Amy – CARE: “So the CARE community crisis responder team consists of 24 first responders who can be dispatched from 9 1 1 to priority three and four person down in welfare check calls, either in tandem with police, in separate vehicles, independent of police in some circumstances. And then they also on view different calls when they’re in between add on different premises of somebody who naturally would fall in those categories. They can extend services. They have three supervisors, sort of the sergeant equivalent, an alternative response, there’s a training manager and then there’s a manager of the whole unit who’s like an equivalent of a lieutenant. They operate seven days a week, 10 hours a day. So that’s noon to 10:00 PM and they’re citywide now in Seattle.”

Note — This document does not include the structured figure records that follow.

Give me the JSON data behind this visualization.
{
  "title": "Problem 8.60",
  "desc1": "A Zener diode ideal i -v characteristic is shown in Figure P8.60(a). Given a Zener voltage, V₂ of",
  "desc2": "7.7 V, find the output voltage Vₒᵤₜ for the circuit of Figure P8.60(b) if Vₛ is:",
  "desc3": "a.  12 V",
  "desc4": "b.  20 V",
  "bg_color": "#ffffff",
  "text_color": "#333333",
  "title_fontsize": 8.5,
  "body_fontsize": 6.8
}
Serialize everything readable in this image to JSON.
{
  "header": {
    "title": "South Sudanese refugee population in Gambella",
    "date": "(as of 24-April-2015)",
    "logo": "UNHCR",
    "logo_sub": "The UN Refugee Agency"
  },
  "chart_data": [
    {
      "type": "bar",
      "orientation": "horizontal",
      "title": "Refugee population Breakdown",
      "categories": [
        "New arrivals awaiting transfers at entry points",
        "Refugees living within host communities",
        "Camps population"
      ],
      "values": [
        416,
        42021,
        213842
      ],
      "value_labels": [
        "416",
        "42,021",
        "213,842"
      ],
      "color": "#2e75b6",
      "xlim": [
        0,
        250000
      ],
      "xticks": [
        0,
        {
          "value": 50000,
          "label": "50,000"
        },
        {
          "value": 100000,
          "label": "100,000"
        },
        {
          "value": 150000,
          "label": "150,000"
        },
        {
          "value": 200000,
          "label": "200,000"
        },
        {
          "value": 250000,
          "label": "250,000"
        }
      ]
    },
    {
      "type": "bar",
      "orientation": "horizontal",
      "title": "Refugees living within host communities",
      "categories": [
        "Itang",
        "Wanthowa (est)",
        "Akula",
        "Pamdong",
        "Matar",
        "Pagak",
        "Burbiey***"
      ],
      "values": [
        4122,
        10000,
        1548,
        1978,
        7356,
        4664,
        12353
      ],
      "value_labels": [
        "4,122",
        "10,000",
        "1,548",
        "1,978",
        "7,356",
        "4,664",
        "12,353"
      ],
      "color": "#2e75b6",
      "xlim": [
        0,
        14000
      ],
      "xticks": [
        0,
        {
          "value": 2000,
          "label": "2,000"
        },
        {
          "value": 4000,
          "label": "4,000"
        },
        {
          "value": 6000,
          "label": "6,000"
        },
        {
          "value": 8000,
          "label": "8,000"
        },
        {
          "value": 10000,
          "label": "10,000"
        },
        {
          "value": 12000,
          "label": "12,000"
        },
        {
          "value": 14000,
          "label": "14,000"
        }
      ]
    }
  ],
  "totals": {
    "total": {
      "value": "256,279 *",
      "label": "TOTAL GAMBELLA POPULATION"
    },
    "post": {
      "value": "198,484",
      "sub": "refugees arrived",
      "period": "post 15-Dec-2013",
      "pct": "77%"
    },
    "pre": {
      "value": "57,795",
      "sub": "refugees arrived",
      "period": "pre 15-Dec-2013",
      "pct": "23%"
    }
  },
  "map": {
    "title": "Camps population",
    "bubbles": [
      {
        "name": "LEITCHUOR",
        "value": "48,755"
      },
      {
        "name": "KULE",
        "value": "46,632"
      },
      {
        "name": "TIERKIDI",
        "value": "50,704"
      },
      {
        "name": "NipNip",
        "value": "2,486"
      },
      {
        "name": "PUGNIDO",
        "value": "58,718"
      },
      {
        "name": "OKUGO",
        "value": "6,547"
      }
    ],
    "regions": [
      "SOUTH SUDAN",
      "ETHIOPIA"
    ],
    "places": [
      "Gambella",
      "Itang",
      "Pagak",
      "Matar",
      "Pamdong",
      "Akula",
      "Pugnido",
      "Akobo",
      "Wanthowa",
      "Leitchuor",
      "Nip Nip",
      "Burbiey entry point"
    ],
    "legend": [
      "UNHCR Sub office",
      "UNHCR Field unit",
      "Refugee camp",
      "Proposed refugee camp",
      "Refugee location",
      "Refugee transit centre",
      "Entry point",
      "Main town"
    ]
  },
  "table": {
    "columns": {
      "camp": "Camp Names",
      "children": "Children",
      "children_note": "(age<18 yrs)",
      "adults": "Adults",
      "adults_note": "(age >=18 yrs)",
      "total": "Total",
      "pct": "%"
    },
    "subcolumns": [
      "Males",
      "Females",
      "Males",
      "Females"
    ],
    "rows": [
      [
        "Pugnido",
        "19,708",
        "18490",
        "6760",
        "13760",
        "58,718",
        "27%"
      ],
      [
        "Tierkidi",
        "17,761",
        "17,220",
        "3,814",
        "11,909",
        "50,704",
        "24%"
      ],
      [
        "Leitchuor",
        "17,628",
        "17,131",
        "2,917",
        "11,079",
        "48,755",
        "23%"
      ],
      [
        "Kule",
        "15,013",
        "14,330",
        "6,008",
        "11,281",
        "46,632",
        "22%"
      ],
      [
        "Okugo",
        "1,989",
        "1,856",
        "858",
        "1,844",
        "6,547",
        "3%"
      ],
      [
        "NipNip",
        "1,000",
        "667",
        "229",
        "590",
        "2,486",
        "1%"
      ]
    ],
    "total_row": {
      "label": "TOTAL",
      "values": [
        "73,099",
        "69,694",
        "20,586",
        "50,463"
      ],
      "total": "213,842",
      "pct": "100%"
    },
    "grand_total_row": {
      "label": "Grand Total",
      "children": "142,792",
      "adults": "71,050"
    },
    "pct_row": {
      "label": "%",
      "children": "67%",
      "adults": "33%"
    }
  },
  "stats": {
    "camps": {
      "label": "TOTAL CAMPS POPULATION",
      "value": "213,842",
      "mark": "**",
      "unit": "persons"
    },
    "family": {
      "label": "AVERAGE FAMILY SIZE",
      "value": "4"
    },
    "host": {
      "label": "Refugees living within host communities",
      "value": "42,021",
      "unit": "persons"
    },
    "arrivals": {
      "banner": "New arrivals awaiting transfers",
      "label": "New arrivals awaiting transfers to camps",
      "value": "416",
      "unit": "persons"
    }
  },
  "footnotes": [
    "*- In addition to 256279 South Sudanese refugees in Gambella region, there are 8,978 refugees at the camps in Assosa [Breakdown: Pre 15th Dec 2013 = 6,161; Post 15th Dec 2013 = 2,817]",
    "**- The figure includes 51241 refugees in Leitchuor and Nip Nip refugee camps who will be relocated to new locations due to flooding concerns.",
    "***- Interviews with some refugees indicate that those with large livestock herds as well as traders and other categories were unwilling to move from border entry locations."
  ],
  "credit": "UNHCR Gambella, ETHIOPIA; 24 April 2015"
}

Zee – MCT: “…looking at the high end of the spectrum in terms of risks, whether it’s they call the call volume to nine one one is very high or they were armed with a weapon or their behaviors are just so erratic and so unpredictable that we’re worried that they’re going to get potentially to the point of violence. We will involve ourselves with those. So we end up touching about 1500 calls a year. So about 10% of the crisis calls in the city we do have follow up on.”
Dianne – CCORS: “So we have what we call pods, which are essentially teams. And each pod is on call one day per week across the Monday through Friday. And a pod consists of a mental health professional, a case manager, and a peer, either a parent partner or youth peer, sometimes both. And the mental health professional does a mental health assessment and helps with psychoeducation for the parent. The case manager works with the family around resources and maybe working with the family to advocate around the youth needs at school and developing some type of support plan at school. And then the parent partner and or youth peer can support the parent and or youth with their own lived experience and what things have been helpful for them, helping them with learning some coping skills for managing stress and emotions. We work with families around communication challenges and self-advocacy, that type of thing. And then we have an after hours team that works starting at five and over to eight in the morning every night. And then we have the after hours team that works Saturdays and Sundays and holidays.”